不安压倒了习惯的礼貌,小公主最终还是沉默了。她收回了望着塔兰叔叔的目光,重新看向前方的金发身影。
“殿下。”
塔兰恭敬的俯身行礼,他注意到了小公主的目光,但二王子没有发话,他就不会多言。
欧文点头作为回应。他挥了挥手,微风替他关上了房门。

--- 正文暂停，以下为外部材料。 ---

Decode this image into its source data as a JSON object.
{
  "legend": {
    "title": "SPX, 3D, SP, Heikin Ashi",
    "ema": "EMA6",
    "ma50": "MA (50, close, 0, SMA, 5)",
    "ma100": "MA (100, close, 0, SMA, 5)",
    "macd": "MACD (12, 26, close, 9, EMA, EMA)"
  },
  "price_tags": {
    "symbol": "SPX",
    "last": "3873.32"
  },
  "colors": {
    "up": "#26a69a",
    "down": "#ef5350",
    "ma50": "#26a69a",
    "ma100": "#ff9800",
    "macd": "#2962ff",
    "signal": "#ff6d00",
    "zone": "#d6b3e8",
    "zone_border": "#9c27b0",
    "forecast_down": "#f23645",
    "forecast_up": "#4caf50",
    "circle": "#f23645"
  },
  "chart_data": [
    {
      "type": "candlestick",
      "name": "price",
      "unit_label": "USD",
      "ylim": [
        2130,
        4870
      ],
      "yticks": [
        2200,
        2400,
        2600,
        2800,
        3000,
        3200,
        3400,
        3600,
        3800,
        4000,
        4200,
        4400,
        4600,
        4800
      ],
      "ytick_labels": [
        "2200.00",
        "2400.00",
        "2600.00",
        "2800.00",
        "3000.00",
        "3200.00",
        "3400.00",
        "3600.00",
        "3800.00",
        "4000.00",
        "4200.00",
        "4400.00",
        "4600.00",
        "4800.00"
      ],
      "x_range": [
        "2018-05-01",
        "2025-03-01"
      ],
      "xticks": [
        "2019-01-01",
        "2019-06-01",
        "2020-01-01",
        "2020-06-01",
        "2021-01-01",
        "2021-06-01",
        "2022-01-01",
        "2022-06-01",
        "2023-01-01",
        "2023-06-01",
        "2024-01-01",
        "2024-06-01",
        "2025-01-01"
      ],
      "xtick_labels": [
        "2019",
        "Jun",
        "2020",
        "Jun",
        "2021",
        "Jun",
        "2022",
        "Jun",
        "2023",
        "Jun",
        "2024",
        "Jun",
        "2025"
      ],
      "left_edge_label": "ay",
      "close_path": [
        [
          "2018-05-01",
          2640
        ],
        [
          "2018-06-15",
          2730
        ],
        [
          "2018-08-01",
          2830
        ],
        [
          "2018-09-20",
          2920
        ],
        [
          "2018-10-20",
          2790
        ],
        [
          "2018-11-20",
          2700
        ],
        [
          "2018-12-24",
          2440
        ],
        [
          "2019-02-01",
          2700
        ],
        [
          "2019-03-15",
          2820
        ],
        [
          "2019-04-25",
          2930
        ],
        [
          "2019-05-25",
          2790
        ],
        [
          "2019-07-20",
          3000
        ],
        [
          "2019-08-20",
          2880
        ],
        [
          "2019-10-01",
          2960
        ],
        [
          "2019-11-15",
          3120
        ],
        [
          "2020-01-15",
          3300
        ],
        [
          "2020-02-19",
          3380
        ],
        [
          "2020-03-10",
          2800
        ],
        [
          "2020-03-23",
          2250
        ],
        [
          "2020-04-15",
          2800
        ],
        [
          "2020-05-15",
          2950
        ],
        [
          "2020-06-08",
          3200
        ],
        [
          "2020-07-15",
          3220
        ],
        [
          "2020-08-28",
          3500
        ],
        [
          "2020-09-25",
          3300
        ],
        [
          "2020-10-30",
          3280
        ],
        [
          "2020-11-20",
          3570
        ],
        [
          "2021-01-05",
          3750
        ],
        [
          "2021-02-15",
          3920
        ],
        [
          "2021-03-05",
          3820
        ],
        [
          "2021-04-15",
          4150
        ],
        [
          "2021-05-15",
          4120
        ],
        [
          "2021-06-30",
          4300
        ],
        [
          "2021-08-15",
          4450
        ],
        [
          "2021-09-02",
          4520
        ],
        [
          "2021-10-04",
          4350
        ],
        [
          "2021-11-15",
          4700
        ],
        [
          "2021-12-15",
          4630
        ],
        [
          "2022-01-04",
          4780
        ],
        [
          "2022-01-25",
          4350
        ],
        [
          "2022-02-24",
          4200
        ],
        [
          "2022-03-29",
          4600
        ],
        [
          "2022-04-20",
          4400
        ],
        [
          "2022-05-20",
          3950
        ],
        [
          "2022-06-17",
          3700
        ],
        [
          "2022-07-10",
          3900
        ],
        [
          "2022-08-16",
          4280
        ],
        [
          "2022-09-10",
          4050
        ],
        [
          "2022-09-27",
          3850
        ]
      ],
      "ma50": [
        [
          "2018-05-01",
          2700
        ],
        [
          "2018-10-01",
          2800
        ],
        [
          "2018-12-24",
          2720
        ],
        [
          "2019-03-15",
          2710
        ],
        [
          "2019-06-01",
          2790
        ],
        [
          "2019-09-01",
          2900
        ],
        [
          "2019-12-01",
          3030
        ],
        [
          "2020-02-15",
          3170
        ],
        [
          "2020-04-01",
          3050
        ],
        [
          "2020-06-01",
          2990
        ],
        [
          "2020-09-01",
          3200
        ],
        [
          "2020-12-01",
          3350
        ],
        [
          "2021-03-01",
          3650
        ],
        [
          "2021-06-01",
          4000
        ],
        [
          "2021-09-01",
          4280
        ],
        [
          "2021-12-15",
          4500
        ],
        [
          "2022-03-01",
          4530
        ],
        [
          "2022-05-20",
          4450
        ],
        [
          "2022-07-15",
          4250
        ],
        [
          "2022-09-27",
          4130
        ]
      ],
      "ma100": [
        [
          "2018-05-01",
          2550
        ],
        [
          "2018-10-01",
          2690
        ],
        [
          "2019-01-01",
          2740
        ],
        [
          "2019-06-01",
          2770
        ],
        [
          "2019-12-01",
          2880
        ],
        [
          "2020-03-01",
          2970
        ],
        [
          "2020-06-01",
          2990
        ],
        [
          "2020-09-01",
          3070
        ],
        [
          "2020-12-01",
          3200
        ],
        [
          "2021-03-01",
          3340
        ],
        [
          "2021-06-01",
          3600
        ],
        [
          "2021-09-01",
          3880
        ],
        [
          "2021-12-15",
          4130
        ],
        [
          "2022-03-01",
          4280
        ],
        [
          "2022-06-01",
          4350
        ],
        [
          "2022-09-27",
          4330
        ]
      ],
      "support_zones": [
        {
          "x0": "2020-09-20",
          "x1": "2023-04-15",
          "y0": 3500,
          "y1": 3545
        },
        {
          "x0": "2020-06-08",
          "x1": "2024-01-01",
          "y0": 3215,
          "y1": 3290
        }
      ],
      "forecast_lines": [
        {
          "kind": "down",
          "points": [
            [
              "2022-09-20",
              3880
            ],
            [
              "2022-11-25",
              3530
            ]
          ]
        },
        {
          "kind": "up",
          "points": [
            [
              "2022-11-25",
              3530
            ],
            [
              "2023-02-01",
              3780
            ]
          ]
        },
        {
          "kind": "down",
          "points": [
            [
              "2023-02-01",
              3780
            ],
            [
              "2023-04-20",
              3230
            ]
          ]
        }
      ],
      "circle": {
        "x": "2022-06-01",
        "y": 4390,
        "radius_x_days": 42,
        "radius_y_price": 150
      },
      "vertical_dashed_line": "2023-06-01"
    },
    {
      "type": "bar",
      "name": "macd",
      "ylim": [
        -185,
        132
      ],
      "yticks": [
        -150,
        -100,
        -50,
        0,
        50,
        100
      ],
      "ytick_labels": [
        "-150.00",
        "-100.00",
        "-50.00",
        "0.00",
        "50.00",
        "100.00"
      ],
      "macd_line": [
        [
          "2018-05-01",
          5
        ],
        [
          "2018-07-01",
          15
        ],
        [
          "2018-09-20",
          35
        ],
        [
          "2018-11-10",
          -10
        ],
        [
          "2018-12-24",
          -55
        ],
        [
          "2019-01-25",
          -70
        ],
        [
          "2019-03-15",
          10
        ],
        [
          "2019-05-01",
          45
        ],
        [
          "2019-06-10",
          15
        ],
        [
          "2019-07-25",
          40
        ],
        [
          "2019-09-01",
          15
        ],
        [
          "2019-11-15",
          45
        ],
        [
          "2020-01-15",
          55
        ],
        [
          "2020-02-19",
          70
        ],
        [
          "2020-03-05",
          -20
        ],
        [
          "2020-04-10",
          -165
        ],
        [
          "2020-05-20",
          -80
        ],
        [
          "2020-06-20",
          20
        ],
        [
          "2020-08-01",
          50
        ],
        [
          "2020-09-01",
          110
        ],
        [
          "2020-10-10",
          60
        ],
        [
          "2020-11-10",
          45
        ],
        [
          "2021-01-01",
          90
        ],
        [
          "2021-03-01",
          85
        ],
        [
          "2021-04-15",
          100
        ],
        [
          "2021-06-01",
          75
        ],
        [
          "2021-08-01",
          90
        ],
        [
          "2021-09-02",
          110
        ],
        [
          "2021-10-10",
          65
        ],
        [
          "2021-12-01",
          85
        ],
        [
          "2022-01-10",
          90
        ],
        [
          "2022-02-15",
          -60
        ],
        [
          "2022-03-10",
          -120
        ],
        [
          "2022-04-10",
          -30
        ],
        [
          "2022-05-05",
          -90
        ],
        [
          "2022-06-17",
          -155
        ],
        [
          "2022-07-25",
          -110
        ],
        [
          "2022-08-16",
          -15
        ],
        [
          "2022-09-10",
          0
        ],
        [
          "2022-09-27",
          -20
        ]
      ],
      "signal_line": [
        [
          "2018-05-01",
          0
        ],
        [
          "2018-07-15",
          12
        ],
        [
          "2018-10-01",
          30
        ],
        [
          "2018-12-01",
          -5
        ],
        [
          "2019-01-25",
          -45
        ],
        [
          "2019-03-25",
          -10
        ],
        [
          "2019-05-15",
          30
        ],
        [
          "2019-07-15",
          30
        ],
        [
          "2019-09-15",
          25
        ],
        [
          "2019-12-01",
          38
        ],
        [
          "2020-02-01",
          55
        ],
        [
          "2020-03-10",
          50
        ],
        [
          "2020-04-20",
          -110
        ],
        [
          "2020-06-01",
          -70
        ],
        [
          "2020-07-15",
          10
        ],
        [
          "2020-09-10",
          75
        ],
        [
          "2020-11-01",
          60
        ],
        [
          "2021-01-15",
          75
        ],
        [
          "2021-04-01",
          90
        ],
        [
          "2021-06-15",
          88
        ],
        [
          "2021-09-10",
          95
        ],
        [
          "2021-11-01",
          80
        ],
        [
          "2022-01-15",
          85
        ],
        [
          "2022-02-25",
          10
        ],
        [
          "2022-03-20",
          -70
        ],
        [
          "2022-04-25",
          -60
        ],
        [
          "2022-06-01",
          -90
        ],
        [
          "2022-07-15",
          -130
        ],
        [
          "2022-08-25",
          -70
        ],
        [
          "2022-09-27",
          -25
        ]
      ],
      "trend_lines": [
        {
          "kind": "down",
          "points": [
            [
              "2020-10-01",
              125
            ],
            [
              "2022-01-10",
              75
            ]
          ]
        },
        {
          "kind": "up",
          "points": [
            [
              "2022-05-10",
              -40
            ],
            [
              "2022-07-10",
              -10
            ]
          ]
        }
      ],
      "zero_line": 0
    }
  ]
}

他轻抚桌上的菱形水晶,密密麻麻的魔法阵笼罩了这个房间——他的卧室本就是对标法师塔建造的,偶尔也会进行一些魔法实验,贝琳达不会在意他的隔绝——他又以特殊的频率向水晶内输入魔力,一个血色的法阵在石质的地板上浮现,空白与血红的圆分别绘制在法阵的两端,隐约构成某种奇特的联系。
“时间有限,雅托可丝,站到红圆上。”欧文命令道。
他的声音并不平静,而是于热切中带着些许难以掩饰的颤抖,完全不见之前平缓的语调,就连那张笑容常在的英俊面庞都隐隐有些扭曲,细看还能发现一丝因为激动而浮现的涨红。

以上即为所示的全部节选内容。